Social conservatives and the Christian right are taking on the rhetoric of the tea party activists, who form the main opposition to President Obama’s healthcare reform initiative and stimulus spending.
The Los Angeles Times (March 11) reports that social conservatives are exploring the “morality of debt and the risks to religious freedom posed by growing government. Like the tea party activists, they reverently invoke the Founding Fathers, but emphasize the role the founders’ faith played in their writings.” The mainstream of today’s conservative movement as expressed in the tea parties and last month’s Conservative Political Action Conferences stressed economic issues far more than moral-religious ones.

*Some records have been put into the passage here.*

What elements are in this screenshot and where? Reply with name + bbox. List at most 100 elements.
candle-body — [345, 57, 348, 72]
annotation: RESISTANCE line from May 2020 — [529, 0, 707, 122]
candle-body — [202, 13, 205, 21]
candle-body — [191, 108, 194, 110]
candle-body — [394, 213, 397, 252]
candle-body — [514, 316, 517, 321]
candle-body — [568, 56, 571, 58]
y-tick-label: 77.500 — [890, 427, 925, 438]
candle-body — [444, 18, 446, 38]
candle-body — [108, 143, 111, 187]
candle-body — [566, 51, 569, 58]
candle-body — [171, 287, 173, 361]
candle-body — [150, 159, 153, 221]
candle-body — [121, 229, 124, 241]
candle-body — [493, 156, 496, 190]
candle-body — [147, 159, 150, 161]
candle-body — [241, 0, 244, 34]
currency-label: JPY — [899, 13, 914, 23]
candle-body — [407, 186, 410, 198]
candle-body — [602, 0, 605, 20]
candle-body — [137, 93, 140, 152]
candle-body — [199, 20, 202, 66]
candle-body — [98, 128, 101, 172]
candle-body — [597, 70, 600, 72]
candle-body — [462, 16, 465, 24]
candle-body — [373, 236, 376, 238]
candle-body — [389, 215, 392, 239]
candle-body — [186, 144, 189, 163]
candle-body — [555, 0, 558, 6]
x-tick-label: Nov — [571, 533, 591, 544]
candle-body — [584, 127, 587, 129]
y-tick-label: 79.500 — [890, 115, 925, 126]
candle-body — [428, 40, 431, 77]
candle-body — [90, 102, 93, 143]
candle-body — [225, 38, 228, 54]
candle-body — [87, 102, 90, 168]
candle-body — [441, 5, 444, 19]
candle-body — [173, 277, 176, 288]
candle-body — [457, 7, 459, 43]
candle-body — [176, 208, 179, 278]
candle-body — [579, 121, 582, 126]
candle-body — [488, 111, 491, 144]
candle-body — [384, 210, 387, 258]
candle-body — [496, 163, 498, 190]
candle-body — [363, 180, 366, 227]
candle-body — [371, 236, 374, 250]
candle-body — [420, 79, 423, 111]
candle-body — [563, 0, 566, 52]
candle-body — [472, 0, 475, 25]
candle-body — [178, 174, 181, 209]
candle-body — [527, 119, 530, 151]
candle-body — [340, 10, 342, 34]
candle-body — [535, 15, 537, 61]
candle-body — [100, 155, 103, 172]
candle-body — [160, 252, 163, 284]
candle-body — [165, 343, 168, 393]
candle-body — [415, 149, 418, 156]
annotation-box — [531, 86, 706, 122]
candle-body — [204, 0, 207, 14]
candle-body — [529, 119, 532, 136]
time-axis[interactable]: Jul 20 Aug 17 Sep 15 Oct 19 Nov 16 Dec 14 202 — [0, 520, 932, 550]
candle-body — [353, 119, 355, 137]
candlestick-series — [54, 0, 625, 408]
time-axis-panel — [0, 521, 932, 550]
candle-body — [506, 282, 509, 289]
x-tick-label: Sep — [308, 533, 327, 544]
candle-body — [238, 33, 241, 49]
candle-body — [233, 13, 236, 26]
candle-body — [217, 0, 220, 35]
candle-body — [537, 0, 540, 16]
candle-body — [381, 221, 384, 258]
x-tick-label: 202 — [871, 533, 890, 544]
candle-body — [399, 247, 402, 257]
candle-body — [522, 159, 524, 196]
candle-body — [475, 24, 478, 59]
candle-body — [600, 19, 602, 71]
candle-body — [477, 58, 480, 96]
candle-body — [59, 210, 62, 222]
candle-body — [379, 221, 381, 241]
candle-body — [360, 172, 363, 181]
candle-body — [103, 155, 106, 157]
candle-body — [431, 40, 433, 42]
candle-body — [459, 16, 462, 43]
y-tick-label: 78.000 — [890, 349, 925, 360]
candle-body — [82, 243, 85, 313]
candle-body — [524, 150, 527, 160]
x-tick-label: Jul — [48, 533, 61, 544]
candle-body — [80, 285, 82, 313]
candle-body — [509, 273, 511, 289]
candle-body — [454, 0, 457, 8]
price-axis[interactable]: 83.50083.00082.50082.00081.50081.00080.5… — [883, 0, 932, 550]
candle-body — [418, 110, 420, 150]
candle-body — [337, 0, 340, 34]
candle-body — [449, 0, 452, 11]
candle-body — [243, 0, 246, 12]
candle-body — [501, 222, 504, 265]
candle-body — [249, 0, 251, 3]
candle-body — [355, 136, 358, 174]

But new groups started in the last year have sought to build new bridges between fiscal conservatives and social conservatives. Newt Gingrich co-founded Renewing American Leadership, which states “that the strength of American capitalism and government lies in their Judeo-Christian roots,” writes Kathleen Hennessey. Ralph Reed, former head of the Christian Coalition, recently founded the Faith and Freedom Coalition, which aims to boost voter turnout among evangelicals and was already active in New Jersey and Virginia Republican victories in elections for governor last November. Lee Edwards of the Heritage Foundation said that the greater willingness of the new generation of the Christian right to compromise and work together with differing groups can be seen in their embrace of the tea parties, although both sides have reservations.
Social conservatives say they will support the tea parties as long as activists don’t start advocating for abortion and against traditional marriage. Some tea party leaders, meanwhile, fear that social issues, apart from those concerning the economy, will only distract conservative activists.